16. Happily, a purposive construction of activity 8 seems to support the common-sense approach. The activities and descriptors have to be read together. It is only by satisfaction of descriptors, that a claimant can satisfy the all work test. All the descriptors under item 8 which attract points, refer to the use of a hand in picking up and carrying. Any possibility of a score for activity 8 would very often be blocked by a literal interpretation of the wording of activity 8, read in isolation from its accompanying descriptors, if this entails having to put any matter of manual dexterity aside. I conclude that because one may not be able, for example, to determine whether someone “cannot pick up and carry a 0.5 litre carton of milk with one hand, but can with the other” without considering the dexterity of the hand in question, then therefore the phrase “excluding all other activities specified in Part I of this Schedule” impliedly excepts from that exclusion the activity of manual dexterity.
17. The tribunal has already found 12 points to be satisfied on the basis of descriptors with respect to walking up and down stairs and manual dexterity.
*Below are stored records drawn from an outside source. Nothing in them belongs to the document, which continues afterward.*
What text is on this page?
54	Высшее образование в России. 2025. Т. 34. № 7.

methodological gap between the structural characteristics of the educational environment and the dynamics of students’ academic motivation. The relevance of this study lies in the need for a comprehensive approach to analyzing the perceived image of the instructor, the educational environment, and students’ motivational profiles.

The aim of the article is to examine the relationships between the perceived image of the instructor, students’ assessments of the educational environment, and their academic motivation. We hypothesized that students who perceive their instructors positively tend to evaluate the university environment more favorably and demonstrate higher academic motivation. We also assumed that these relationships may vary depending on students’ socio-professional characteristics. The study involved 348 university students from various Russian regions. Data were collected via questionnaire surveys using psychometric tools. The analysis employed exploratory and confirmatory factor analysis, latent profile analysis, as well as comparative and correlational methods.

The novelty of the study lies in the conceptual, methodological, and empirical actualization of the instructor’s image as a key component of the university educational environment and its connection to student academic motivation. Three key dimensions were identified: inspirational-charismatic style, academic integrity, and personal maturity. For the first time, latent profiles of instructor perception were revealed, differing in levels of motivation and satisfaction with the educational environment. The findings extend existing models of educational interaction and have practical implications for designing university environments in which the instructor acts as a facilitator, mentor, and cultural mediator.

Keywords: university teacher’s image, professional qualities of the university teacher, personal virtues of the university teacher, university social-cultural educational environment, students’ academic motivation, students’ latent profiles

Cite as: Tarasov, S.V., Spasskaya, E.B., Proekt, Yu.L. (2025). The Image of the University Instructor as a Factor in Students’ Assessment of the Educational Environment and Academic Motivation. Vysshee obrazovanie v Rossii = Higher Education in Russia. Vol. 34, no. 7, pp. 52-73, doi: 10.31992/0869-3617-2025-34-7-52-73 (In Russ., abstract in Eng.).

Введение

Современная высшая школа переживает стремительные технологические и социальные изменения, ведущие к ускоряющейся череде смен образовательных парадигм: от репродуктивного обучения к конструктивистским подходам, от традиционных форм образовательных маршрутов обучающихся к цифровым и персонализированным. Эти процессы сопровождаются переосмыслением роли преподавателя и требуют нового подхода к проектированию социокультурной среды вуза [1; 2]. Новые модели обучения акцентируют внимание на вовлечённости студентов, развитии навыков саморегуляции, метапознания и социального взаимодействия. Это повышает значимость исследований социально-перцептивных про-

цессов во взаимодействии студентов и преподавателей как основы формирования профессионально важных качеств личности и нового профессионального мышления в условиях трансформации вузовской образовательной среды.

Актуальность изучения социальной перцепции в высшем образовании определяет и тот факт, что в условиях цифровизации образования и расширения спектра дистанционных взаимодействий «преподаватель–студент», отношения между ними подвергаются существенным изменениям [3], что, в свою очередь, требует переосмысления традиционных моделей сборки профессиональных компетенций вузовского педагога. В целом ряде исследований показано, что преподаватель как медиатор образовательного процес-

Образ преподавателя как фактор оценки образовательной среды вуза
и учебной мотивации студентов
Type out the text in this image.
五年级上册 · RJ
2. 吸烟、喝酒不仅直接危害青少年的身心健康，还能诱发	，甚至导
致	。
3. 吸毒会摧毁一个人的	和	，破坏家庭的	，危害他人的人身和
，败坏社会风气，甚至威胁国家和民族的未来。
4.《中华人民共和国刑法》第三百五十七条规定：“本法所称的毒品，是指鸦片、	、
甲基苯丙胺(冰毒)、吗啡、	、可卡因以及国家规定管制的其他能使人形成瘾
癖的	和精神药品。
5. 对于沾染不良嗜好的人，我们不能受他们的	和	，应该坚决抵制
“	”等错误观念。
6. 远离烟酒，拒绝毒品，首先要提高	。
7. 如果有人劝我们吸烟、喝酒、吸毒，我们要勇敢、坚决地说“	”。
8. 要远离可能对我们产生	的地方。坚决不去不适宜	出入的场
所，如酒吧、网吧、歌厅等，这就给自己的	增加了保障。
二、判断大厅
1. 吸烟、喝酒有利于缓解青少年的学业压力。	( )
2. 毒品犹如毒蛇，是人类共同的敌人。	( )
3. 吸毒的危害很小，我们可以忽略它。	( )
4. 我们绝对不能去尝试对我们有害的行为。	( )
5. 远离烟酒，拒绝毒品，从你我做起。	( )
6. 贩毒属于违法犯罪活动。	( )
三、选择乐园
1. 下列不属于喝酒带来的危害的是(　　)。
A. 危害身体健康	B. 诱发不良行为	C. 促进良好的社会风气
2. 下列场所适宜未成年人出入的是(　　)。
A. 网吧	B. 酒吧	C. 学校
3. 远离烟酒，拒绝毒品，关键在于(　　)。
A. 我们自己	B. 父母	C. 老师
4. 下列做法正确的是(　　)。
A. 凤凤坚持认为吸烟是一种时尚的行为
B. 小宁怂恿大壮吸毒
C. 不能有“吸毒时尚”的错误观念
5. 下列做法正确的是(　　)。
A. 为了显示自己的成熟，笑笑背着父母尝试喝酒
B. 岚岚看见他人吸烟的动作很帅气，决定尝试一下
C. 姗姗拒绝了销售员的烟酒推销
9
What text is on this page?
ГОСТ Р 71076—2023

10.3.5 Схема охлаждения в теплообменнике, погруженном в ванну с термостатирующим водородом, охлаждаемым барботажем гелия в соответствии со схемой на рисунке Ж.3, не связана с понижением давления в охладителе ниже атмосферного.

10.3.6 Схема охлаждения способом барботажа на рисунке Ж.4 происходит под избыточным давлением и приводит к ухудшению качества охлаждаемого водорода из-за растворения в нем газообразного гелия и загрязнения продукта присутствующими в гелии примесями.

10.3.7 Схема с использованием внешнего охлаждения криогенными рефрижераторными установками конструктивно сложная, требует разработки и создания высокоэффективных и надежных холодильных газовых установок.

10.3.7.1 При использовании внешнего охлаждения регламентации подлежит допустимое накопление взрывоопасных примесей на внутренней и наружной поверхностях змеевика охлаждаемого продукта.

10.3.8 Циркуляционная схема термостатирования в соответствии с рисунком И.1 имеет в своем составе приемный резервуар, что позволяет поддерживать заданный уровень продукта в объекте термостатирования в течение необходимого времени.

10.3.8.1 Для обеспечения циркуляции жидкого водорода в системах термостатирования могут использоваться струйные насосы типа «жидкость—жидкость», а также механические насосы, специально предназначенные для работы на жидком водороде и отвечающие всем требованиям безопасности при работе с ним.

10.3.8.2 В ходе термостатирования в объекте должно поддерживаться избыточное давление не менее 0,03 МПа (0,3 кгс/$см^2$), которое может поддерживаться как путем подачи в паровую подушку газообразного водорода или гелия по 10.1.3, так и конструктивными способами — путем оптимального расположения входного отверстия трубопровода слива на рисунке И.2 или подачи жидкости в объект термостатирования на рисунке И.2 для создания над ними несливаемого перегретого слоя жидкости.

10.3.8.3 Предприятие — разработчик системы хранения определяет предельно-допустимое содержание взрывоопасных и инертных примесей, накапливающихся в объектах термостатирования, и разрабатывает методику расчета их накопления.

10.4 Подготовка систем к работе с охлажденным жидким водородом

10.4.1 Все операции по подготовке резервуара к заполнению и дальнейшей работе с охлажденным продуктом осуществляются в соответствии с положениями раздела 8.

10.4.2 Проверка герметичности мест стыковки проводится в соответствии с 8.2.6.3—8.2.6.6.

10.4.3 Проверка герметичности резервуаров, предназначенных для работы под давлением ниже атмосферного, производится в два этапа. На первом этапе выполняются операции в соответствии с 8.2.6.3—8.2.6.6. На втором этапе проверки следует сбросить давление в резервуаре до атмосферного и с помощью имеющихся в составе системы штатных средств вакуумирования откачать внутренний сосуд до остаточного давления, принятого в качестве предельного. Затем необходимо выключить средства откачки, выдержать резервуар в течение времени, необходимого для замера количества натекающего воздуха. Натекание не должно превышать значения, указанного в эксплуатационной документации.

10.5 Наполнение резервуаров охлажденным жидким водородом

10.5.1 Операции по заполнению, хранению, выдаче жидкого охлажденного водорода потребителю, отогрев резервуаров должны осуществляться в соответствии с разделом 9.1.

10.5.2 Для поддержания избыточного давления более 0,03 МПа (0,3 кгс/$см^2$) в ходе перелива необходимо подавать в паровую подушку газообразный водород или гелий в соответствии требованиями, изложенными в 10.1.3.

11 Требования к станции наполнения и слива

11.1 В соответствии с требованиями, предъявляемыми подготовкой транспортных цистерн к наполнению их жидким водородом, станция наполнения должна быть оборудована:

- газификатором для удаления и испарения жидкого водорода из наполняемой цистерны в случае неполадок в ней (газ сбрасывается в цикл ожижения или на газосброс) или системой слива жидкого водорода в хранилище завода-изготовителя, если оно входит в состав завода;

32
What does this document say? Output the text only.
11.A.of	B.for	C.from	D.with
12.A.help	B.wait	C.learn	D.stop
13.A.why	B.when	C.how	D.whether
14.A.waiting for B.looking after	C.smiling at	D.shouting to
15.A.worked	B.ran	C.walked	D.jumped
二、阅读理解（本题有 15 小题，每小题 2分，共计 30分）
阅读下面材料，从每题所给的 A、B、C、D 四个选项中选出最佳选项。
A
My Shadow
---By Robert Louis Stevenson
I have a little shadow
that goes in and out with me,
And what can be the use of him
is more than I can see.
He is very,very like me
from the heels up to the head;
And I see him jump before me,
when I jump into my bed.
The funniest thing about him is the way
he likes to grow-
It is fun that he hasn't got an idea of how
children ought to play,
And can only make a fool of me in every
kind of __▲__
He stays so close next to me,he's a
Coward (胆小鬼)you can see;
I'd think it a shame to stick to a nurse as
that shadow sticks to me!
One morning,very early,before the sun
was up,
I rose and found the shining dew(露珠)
There was no suggestion by the tribunal that they would not have found descriptor 8(e) to be satisfied, standing the evidence from the medical examiner and the claimant’s own evidence at the hearing, had it not been for their approach to the terms of activity 8.
18. In the circumstances therefore, I am able to dispose of this case without a remit, as I am expressly invited to do by the adjudication officer now concerned. I do so by substituting the decision set out in paragraph 1 above. Therefore, although the decision of the tribunal is required to be set aside, for practical purposes the claimant’s appeal succeeds without further action.